The second movement, Arabesque, conjures hints of a Romantic order though the impelling concluding movement (marked, in common with the first movement, 'slow and expressive') sets off at a fair old lick until the work's opening theme returns (3'31") leading the 'Scales' to their final exit.
Listen -- Slow and Expressive (Scales of Joy and Sorrow III)
(track 8, 2:34-4:33) © 2009 Centrediscs
Here, beyond question is a work of notable ingenuity and expressive beauty.
How far Mozetich appears to have come since Centrediscs' opening work, Angels in Flight, the sole example of his output in the 1980s, and marred, unfortunately, by a tendency to meander.

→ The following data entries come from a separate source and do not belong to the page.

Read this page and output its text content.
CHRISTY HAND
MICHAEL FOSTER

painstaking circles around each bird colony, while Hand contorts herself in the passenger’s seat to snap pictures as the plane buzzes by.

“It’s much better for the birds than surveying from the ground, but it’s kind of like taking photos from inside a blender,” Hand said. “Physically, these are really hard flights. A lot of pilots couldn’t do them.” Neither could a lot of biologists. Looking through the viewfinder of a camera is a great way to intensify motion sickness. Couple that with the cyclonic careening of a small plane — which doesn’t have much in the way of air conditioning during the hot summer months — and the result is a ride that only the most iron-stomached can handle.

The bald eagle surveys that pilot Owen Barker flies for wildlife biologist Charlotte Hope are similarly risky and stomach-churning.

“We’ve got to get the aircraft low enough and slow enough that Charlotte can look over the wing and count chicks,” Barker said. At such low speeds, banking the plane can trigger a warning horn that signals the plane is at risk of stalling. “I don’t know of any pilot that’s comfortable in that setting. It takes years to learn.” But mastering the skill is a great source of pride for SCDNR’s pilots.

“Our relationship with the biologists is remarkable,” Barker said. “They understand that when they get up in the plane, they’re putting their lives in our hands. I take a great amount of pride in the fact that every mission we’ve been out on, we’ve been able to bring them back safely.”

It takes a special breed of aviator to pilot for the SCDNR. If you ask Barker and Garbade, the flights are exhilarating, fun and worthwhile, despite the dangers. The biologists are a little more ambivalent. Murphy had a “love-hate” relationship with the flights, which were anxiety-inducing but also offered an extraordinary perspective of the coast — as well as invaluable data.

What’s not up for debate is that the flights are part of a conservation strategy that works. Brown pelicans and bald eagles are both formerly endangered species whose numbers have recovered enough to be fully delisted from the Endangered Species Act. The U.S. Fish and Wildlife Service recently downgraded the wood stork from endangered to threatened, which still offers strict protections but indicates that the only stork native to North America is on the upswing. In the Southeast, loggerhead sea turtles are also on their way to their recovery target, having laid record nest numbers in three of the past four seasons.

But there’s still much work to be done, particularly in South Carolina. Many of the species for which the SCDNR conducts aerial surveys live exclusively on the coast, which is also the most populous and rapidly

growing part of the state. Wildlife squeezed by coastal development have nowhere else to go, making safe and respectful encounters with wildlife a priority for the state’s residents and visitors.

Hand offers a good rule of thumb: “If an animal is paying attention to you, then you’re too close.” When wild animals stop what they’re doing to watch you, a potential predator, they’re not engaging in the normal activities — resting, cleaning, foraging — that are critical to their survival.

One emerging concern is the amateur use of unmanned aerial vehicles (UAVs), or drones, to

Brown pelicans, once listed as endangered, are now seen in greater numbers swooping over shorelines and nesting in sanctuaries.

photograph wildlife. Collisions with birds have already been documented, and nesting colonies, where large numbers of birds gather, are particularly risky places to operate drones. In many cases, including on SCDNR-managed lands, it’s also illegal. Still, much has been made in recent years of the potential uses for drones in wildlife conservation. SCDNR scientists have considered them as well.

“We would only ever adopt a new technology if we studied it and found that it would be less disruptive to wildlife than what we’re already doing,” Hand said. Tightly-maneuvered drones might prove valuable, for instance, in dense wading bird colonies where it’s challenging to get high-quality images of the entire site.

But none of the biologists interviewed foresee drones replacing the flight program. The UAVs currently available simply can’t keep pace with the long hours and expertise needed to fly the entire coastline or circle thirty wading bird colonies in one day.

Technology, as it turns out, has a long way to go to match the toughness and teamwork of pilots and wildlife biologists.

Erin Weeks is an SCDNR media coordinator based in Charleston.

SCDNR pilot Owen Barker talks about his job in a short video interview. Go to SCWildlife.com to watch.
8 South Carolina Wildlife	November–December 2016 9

The scoring is for string quartet, flute, clarinet and harp. According to the CD notes we're intended to envisage a triptych -- for Mozetich was inspired to write the work after studying an Annunciation scene by Italian Renaissance artist Fra Filippo Lippi (1406-1469).
As with the chamber music programme as a whole, Angels in Flight is wholly tonal and perhaps most successful in its second movement, Song to the Eternal. For me this came as a relief after complex, overripe textures throughout the first movement.
Listen -- Song to the Eternal (Angels in Flight)
(track 2, 1:20-2:38) © 2009 Centrediscs
Whether Angels ...' prevailing oscillations are meant to represent wings in motion is not clear but I found the constant pulsations more than a little bothersome.
Which leaves me with the thirteen-minute title track, Lament in the Trampled Garden from the early 1990s. This is a straightforward one-movement work commissioned by Canadian Broadcasting Corporation for the 1992 Banff International String Quartet Competition.
It proves a substantial piece, keeping each of the four players 'on their toes'. At the start, the cello introduces a lament over an arpeggiated backing. Later there are a range of pizzicato effects after which Mozetich sneakily breaks into near jazz idiom.
Listen -- Lament in the Trampled Garden
(track 4, 7:41-9:18) © 2009 Centrediscs
I imagine the Banff contestants of seventeen years ago would have enjoyed themselves immensely with this inspirational test piece.